Stop drinking so much and stop drinking to avoid pain. I'm sure you will find someone new and better. Accept this loss. Start increasing your self esteem.
 
TropicalStarfish said:
Sophster :( . Casual sex between consenting adults... there's nothing wrong with that.

Sort of. I wouldn't say it's "wrong" but I can see where Soph is coming from.

I can see why people would have casual sex, but at the same time it sort of cheapens the whole act. Plus using physical pleasure as a way of "fixing" emotional pain is a dangerous and unsavoury route to go down.
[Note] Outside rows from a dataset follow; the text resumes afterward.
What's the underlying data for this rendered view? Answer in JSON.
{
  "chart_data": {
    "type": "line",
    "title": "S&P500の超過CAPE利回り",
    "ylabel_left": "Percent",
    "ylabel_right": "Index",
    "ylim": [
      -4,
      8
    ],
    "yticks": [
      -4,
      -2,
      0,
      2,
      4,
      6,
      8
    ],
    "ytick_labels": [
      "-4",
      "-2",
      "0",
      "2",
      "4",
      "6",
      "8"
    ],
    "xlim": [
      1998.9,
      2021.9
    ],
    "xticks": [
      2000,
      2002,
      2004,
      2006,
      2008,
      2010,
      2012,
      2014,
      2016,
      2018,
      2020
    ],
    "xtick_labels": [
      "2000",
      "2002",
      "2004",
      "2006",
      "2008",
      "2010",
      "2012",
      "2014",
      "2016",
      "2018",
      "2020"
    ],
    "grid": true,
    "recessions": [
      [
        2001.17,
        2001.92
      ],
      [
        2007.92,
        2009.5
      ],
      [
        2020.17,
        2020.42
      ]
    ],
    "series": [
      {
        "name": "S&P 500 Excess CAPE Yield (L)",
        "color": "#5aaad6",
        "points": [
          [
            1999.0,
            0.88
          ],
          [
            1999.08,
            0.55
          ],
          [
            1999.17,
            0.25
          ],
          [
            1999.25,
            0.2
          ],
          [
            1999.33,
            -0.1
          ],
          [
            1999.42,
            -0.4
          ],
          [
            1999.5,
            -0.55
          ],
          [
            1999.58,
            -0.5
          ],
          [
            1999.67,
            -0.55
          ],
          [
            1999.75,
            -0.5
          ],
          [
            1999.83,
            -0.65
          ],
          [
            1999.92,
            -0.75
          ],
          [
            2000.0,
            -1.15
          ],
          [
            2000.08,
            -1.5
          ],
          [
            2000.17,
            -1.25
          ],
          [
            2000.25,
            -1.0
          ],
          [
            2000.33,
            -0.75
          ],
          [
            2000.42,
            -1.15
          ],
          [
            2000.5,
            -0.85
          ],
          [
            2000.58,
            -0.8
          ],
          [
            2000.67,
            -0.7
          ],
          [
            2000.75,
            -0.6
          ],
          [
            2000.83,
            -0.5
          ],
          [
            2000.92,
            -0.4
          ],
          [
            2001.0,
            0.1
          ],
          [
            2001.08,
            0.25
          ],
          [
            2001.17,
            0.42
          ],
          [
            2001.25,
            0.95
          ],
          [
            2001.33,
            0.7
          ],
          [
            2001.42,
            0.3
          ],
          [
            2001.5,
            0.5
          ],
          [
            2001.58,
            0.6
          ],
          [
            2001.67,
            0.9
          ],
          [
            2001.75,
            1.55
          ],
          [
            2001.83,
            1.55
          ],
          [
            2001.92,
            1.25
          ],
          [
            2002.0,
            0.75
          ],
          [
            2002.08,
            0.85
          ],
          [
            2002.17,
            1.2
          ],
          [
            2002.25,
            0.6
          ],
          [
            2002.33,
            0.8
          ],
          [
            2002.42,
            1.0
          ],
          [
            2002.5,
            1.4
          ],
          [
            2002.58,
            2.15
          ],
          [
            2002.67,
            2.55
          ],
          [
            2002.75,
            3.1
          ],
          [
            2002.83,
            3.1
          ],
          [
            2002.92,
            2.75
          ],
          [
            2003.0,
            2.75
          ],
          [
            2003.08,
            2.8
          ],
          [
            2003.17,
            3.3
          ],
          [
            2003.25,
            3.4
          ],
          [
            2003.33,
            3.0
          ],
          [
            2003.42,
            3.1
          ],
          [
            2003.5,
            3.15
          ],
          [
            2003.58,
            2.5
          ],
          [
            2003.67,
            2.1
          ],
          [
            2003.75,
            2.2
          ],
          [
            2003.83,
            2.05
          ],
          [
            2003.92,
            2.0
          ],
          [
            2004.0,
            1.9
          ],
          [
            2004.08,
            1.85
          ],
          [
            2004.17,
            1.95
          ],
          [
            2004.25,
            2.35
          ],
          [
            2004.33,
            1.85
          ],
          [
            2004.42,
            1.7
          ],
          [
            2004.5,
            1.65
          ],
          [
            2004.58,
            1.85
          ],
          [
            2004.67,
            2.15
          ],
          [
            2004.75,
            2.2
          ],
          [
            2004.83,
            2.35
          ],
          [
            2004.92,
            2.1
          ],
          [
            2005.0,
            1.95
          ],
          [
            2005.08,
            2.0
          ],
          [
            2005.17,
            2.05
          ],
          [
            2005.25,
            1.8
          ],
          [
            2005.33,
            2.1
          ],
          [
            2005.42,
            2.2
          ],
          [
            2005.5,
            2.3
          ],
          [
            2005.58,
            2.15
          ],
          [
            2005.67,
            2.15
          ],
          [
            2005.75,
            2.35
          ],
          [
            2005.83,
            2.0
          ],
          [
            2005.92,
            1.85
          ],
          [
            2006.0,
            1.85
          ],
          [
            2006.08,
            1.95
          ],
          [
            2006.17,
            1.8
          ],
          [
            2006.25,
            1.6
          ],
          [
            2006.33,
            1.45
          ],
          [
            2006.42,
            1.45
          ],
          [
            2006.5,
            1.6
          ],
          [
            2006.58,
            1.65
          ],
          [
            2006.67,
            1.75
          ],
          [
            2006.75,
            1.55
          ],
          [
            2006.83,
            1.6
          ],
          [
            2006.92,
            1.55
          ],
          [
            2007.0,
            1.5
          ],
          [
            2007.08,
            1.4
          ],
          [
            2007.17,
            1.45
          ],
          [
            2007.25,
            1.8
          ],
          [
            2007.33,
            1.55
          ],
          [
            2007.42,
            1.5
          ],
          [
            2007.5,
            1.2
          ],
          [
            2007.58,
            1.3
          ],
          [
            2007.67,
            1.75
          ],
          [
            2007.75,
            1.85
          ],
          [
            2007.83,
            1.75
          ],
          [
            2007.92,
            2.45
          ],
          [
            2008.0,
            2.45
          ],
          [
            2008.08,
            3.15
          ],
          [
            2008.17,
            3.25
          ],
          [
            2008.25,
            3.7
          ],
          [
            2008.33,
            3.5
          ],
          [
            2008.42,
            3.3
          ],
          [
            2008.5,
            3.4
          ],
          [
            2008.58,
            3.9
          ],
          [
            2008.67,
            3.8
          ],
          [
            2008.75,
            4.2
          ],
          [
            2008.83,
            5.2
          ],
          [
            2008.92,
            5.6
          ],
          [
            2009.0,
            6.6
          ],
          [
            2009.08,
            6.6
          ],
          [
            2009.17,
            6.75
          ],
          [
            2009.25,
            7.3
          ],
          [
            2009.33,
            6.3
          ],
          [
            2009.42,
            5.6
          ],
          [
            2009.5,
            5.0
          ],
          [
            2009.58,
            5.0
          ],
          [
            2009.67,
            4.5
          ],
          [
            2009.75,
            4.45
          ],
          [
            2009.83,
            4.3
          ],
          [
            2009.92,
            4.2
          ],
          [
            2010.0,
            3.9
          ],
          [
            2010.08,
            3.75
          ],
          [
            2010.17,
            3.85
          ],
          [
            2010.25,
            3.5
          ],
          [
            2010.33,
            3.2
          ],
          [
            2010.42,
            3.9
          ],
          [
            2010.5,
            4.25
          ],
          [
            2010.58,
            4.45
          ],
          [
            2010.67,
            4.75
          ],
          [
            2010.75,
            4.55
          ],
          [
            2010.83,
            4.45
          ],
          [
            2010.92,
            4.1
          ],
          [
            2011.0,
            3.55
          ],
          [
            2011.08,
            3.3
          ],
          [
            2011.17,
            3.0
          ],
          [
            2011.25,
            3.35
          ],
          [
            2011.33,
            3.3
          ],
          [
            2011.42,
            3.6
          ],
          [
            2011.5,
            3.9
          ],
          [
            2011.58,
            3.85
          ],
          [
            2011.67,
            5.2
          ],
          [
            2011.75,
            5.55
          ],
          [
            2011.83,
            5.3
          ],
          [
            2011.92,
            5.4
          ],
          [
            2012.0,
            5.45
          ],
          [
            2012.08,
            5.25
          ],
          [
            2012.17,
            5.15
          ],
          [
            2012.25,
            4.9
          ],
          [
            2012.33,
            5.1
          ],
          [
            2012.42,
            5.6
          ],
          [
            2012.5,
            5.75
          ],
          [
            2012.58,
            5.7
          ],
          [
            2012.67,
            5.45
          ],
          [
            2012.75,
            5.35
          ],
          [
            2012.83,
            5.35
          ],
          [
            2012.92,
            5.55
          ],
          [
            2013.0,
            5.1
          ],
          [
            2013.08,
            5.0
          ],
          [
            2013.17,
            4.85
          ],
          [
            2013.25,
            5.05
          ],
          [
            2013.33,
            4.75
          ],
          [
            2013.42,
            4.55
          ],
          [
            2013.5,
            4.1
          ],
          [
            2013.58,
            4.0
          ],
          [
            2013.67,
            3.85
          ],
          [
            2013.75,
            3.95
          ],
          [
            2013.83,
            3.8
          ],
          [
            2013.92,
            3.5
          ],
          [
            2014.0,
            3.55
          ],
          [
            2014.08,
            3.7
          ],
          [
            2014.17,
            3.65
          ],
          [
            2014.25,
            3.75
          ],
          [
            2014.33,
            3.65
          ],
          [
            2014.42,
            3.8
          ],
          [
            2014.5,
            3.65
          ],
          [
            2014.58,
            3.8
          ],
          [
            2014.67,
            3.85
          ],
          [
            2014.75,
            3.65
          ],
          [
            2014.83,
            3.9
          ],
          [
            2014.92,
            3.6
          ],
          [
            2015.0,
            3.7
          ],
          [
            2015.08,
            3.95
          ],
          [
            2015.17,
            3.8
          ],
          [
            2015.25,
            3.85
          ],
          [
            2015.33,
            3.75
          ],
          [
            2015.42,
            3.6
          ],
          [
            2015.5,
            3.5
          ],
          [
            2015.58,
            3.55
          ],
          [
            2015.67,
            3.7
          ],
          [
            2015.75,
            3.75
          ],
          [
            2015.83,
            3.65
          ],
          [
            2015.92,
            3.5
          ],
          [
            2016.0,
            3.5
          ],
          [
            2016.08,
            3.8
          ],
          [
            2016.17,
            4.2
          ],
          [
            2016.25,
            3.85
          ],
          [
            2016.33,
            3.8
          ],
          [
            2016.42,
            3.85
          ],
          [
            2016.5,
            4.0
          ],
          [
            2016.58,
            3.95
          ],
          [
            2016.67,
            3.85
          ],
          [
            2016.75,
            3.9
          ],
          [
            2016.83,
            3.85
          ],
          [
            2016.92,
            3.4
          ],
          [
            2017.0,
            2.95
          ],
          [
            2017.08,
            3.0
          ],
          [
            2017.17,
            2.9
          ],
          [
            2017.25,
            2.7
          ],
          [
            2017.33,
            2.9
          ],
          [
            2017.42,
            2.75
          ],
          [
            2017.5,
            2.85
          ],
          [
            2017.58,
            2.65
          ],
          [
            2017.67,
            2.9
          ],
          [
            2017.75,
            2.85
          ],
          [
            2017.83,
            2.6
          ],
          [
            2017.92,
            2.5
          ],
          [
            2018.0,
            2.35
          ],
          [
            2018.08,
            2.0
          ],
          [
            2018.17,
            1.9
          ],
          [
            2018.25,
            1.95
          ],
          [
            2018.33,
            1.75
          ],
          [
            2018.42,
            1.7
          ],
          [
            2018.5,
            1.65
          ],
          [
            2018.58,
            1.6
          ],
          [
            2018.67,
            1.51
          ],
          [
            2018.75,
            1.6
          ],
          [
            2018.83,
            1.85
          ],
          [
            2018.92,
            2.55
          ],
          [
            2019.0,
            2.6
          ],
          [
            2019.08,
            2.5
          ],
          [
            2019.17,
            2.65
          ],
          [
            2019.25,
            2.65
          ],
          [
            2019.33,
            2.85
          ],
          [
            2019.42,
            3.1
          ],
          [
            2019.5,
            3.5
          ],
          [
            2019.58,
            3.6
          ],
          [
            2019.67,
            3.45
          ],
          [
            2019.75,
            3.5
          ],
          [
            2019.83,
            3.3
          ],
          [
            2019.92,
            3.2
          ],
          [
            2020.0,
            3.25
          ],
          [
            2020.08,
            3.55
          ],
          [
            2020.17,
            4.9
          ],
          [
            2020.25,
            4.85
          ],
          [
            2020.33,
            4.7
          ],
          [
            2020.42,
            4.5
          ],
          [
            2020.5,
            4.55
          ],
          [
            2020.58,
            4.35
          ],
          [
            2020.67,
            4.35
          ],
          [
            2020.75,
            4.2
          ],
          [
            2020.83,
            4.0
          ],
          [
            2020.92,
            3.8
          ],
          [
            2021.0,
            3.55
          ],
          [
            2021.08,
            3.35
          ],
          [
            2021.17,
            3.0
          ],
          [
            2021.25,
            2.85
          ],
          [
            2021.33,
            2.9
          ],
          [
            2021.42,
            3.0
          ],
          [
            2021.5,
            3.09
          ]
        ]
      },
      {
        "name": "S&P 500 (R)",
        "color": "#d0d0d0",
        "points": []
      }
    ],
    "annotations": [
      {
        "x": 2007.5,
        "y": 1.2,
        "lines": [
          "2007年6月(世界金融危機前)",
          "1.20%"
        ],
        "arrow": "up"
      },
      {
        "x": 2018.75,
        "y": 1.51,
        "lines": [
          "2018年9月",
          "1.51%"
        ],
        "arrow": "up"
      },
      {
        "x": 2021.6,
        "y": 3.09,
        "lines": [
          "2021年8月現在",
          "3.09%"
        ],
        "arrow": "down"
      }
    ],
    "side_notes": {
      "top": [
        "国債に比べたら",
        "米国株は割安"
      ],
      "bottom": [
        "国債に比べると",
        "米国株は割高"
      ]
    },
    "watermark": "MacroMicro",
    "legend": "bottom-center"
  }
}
Hope the OP gets over his feelings, definitely understandable to still have them.
 
SophiaGrace said:
You are kind of a giant ******* in my opinion for using people (women) sexually (picking them up). People shouldn't be used IMO, they should be respected.

Hey Soph :) I think some people don't mind being "picked up." I think most people realize being picked up is temporary meeting. It takes two to tango....lol
 
Maybe she felt that it wasn't going to work out as well as yourself and perhaps it made it easier for her to move on. That is just my guess and I'd like to ask if maybe you thought you made a mistake but I don't know, what do you think? Take the reasons why you feel she wasn't right and just focus on those. After being with someone for that long, no matter what, there's definately going to be some withdrawl effect even if it was only a friend. That person was in your life for awhile so it's natural to miss them/feel hurt.
 
I don't have alot to say, but I will say.

Don't assume to have any idea what anyone else feels or why. On top of that don't assume that you know why people make the choices they do when you don't even know how they feel. You simply do not know. The only way you can know is to ask. The fact that you believe you know, makes you a fool.